Collecting gold-standard phenotype data via manual extraction is typically labor-intensive and slow, whereas automated computational phenotypes (ACPs) offer a systematic and much faster alternative.However, simply replacing the gold-standard with ACPs, without acknowledging their differences, could lead to biased results and misleading conclusions.Motivated by the complexity of incorporating ACPs while maintaining the validity of downstream analyses, in this paper, we consider a semi-supervised learning setting that consists of both labeled data (with gold-standard) and unlabeled data (without gold-standard), under the covariate shift framework.We develop doubly robust and semiparametrically efficient estimators that leverage ACPs for general target parameters in the unlabeled and combined populations. In addition,we carefully analyze the efficiency gains achieved by incorporating ACPs, comparing scenarios with and without their inclusion.Notably, we identify that ACPs for the unlabeled data, instead of for the labeled data, drive the enhanced efficiency gains. To validate our theoretical findings, we conduct comprehensive synthetic experiments and apply our method to multiple real-world datasets, confirming the practical advantages of our approach.

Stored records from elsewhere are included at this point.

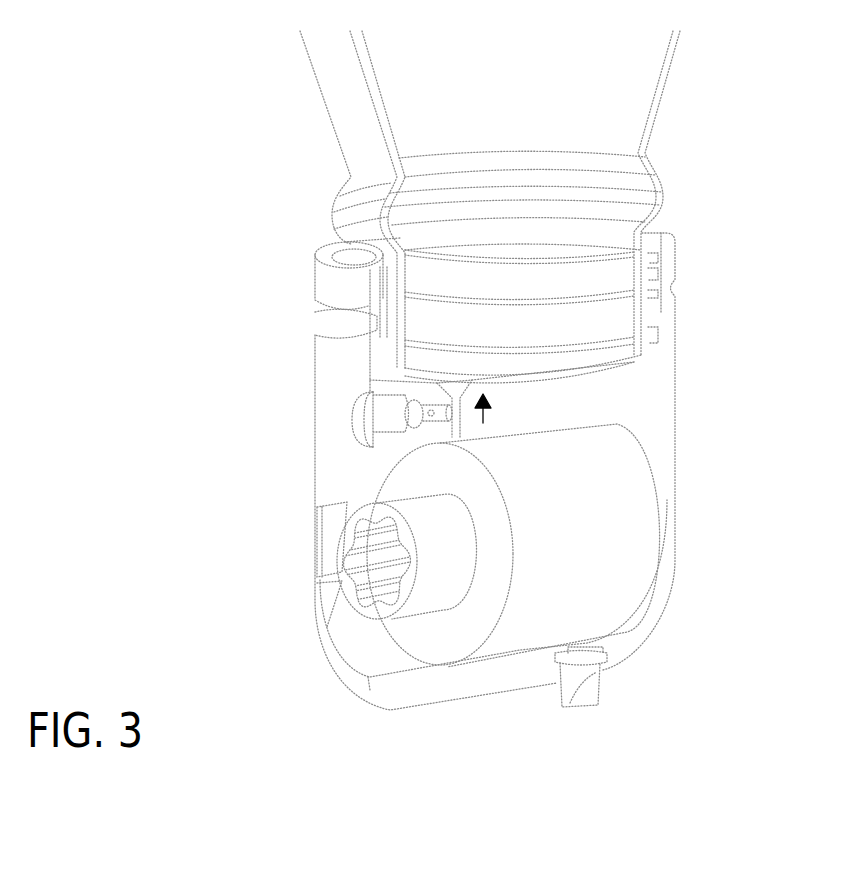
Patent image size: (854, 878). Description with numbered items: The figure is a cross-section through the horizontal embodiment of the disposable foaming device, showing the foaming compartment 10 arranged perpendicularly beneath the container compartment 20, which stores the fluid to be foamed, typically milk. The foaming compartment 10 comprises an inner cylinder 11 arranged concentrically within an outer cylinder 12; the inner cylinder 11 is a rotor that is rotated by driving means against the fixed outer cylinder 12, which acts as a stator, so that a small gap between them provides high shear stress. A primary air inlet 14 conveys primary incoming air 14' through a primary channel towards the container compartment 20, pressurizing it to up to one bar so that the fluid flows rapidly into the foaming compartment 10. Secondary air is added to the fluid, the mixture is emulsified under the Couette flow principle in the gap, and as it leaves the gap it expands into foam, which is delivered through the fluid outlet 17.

The foaming compartment 10 is at (675, 381).
The inner cylinder 11 is at (427, 633).
The outer cylinder 12 is at (340, 470).
The primary air inlet 14 is at (318, 407).
The primary incoming air 14' is at (622, 414).
The fluid outlet 17 is at (590, 690).
The container compartment 20 is at (325, 103).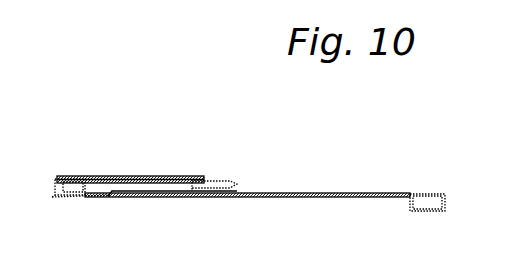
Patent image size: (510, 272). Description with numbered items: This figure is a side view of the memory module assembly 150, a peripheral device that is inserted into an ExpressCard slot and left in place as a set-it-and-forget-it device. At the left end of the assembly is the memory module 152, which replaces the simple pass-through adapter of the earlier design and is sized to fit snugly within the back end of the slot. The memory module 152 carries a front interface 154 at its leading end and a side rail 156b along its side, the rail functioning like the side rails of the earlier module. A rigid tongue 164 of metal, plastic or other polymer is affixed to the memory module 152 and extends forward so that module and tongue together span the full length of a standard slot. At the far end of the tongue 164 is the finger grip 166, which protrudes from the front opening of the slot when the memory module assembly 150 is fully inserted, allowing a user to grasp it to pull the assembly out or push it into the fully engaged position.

The memory module assembly 150 is at (296, 158).
The memory module 152 is at (131, 177).
The front interface 154 is at (61, 194).
The side rail 156b is at (156, 187).
The tongue 164 is at (356, 193).
The finger grip 166 is at (420, 212).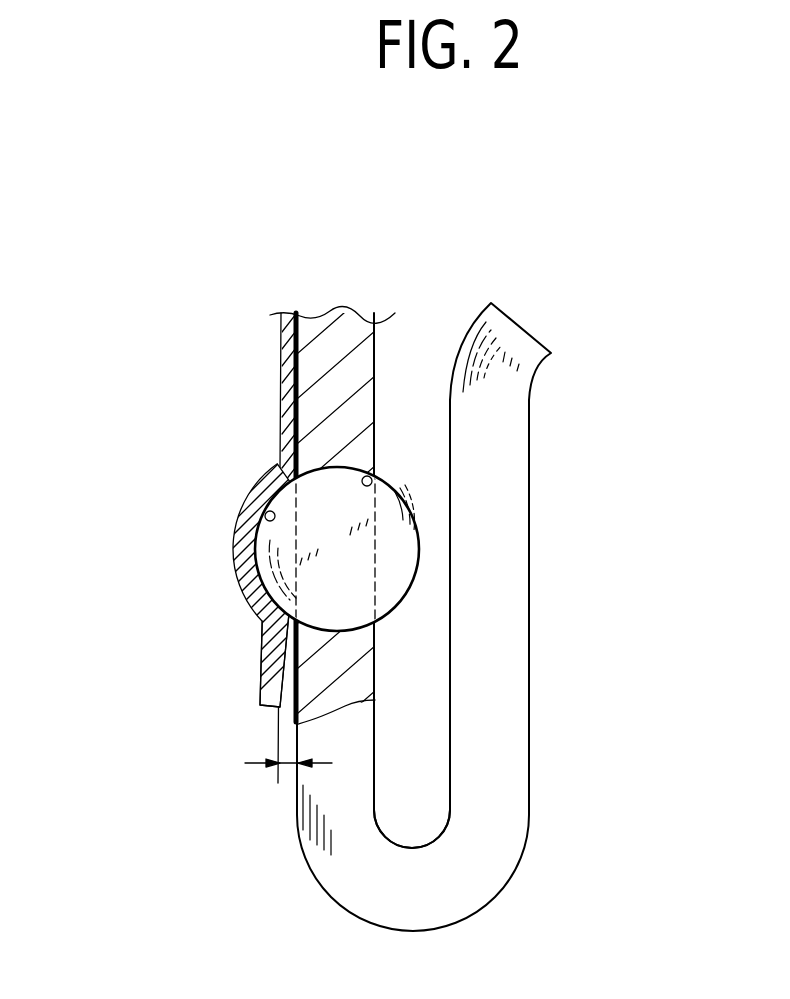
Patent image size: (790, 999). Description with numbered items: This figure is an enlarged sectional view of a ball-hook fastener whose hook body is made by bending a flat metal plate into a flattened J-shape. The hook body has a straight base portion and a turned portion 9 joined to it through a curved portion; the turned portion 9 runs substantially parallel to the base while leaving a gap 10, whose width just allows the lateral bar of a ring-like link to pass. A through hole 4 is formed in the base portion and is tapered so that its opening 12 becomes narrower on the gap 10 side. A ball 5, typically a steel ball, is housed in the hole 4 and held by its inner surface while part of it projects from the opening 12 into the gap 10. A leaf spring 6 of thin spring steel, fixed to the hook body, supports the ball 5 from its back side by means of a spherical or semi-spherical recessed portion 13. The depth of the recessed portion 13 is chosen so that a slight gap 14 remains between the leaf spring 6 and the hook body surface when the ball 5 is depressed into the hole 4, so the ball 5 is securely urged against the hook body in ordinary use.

The through hole 4 is at (280, 456).
The ball 5 is at (272, 550).
The leaf spring 6 is at (281, 348).
The turned portion 9 is at (508, 593).
The gap 10 is at (425, 727).
The opening 12 is at (380, 485).
The recessed portion 13 is at (245, 500).
The slight gap 14 is at (290, 766).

In this paper, we explore the benefits of incorporating automated computational phenotypes (ACPs) in a semi-supervised learning framework under covariate shift, particularly in terms of improving estimation efficiency.We propose an estimator that is both doubly robust and semiparametrically efficient. Additionally, our method allows for a rigorous quantification of the efficiency gain through closed-form expressions.